Entropy Production and Thermalization in the One-Atom Maser

TL;DR

This paper investigates entropy production in the one-atom maser, demonstrating that the apparent temperature difference between atoms and the field is consistent with thermodynamics, and showing how resonance leads to thermal equilibration.

Contribution

It provides a quantum entropy production analysis of the one-atom maser, clarifying how temperature differences arise and are resolved within thermodynamic principles.

Findings

Steady state field is thermal with a different temperature than atoms off-resonance.

Entropy production analysis confirms thermodynamic consistency.
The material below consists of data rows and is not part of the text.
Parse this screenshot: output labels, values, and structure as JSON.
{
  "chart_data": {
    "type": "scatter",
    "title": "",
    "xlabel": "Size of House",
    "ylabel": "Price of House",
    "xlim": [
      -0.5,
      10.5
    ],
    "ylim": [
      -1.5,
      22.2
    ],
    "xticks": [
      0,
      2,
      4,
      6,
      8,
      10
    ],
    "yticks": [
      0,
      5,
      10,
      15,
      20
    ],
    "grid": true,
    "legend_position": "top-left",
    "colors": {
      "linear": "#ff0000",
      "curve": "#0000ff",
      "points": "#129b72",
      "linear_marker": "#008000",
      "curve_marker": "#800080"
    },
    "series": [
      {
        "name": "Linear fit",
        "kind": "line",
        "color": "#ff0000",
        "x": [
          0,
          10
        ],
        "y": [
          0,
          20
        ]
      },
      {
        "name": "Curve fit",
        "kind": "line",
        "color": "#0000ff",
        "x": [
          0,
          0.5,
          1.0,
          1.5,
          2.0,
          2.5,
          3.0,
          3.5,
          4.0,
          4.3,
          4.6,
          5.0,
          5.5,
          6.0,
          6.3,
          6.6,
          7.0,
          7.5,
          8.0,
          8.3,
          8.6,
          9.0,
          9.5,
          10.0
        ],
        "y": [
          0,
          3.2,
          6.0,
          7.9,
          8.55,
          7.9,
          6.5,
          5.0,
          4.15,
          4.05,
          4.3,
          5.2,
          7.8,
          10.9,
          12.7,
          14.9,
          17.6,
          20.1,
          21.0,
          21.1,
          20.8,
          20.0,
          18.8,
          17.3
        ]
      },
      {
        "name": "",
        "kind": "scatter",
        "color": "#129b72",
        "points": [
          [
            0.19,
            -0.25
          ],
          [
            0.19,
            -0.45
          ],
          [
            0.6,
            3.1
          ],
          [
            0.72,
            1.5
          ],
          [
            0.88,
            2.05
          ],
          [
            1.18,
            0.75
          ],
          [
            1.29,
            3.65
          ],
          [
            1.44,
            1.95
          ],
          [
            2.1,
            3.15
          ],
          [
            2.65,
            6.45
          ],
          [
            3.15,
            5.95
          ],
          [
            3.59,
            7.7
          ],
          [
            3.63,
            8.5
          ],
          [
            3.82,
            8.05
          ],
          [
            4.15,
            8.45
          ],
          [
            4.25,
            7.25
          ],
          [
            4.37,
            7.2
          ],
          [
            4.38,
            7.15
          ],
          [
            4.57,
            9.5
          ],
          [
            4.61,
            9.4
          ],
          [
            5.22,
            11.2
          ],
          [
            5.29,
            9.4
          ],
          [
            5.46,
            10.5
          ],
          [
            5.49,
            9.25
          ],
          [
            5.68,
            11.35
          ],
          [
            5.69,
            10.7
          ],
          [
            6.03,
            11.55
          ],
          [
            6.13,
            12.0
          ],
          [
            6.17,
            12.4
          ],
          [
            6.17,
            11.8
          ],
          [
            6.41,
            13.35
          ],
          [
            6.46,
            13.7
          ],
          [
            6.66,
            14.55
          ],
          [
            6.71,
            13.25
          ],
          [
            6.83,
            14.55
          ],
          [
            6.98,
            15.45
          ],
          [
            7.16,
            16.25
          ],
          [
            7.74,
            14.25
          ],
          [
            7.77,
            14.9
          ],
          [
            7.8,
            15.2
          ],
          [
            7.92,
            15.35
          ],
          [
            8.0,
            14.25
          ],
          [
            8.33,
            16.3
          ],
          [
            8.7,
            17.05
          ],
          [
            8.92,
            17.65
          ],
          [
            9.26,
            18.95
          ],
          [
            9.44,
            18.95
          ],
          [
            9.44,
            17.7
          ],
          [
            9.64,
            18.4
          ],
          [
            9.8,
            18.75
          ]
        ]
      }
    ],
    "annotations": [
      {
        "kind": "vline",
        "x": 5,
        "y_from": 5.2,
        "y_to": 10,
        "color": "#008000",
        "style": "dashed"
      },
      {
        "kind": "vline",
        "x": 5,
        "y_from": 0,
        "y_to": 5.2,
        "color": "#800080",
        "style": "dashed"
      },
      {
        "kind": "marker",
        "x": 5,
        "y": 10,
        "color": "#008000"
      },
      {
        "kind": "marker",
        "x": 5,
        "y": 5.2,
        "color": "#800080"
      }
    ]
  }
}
Resonance leads to thermal equilibration of subsystems.

Abstract

In the configuration in which two-level atoms with an initial thermal distribution of their states are sent in succession to a cavity sustaining a single mode of electromagnetic radiation, one atom leaving the cavity as the next one enters it (as in the one-atom maser), Jaynes and Cummings showed that the steady state of the field, when many atoms have traversed the cavity, is thermal with a temperature different than that of the atoms in the off-resonant situation. Having an interaction between two subsystems which maintains them at different temperatures was then understood as leading to an apparent violation of energy conservation. Here we show, by calculating the quantum entropy production in the system, that this difference of temperatures is consistent with having the subsystems adiabatically insulated from each other as the steady state is approached. At resonance the insulation is removed and equilibration of the temperatures is achieved.